How to dry and preserve herbs for year-round use

Preserving your own herbs ensures they are pesticide free and were harvested within the year. Here, Sheena offers tips and tricks to ensure herbs retains their fragrant oils.

Sheena’s tips to ensure herbs retains their fragrant oils

Dried herbs are a wonderful way to preserve the health benefits and flavours of the summer garden so they can be enjoyed year-round. Preserving your own herbs ensures they are pesticide free and were harvested within the year.

Here are a few tricks that will ensure the herb retains its volatile fragrant oils:

The best time to harvest herbs for drying is when the flower bud is fully developed, just prior to blooming. Choose a week when there is no moisture in the forecast.

Water the herbs well to clean them in the early evening the day before you will be harvesting. This allows them to dry all evening and overnight.

Use clean, sharp, disinfected pruning shears.

Harvest the herbs early in the morning.

Snip the herbs to 5 cm (2 in.) from the ground. This does double duty in the garden, as you’re tidying it up for winter!

Choose a location for your drying rack; this could be a well-ventilated garden shed, covered porch, sheltered north-facing location under an overhang or shaded greenhouse.

A clothes-drying rack works well for drying herbs; a slatted garden gate or large-mesh screen on sawhorses will also do the trick. There should be enough room on all sides of the herb bundles to provide good air circulation.
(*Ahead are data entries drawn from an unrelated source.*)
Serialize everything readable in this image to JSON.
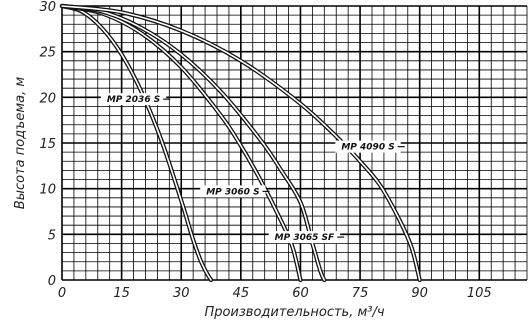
{
  "chart_data": {
    "type": "line",
    "xlabel": "Производительность, м³/ч",
    "ylabel": "Высота подъема, м",
    "xlim": [
      0,
      117
    ],
    "ylim": [
      0,
      30
    ],
    "x_ticks": [
      0,
      15,
      30,
      45,
      60,
      75,
      90,
      105
    ],
    "y_ticks": [
      0,
      5,
      10,
      15,
      20,
      25,
      30
    ],
    "grid": true,
    "series": [
      {
        "name": "MP 2036 S",
        "x": [
          0,
          5,
          10,
          15,
          20,
          25,
          30,
          33,
          35,
          36.5,
          37.5
        ],
        "y": [
          30,
          29.4,
          27.6,
          24.7,
          20.6,
          15.3,
          8.7,
          4.4,
          2.0,
          0.7,
          0
        ]
      },
      {
        "name": "MP 3060 S",
        "x": [
          0,
          10,
          20,
          30,
          40,
          45,
          50,
          55,
          58,
          60
        ],
        "y": [
          30,
          29.2,
          27.0,
          23.3,
          18.0,
          14.7,
          10.9,
          6.6,
          3.6,
          0
        ]
      },
      {
        "name": "MP 3065 SF",
        "x": [
          0,
          10,
          20,
          30,
          40,
          50,
          55,
          60,
          63,
          65,
          66
        ],
        "y": [
          30,
          29.4,
          27.6,
          24.7,
          20.6,
          15.3,
          12.1,
          8.5,
          4.0,
          1.0,
          0
        ]
      },
      {
        "name": "MP 4090 S",
        "x": [
          0,
          15,
          30,
          45,
          60,
          70,
          75,
          80,
          85,
          88,
          90
        ],
        "y": [
          30,
          29.3,
          27.3,
          24.0,
          19.3,
          15.3,
          13.0,
          10.4,
          6.5,
          3.5,
          0
        ]
      }
    ],
    "labels": [
      {
        "text": "MP 2036 S",
        "series": "MP 2036 S",
        "at": [
          18,
          19.8
        ]
      },
      {
        "text": "MP 3060 S",
        "series": "MP 3060 S",
        "at": [
          43,
          9.7
        ]
      },
      {
        "text": "MP 3065 SF",
        "series": "MP 3065 SF",
        "at": [
          61,
          4.7
        ]
      },
      {
        "text": "MP 4090 S",
        "series": "MP 4090 S",
        "at": [
          77,
          14.6
        ]
      }
    ]
  }
}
• Using string, tie the herbs into bundles of approximately 2.5 cm (1 in.). Hang the bundles from the base, placing them a few inches apart to allow for air flow.

Leave the herbs until thoroughly dry – one to three weeks depending on the temperature. Routinely inspect for mould.

• When completely dry, remove the leaves from the stems. Store them whole or chopped in labelled jars, in a dark and cool cupboard or basement storage area. Remember the dried form is twice as strong as the fresh, so adjust your proportions accordingly.

Culinary herbs can be stored individually or in seasoning blends, such as Tuscan, Greek, Thai, pizza, spaghetti and poultry. Herbal teas can also be stored individually or in blends, such as lemon mint or cinnamon basil.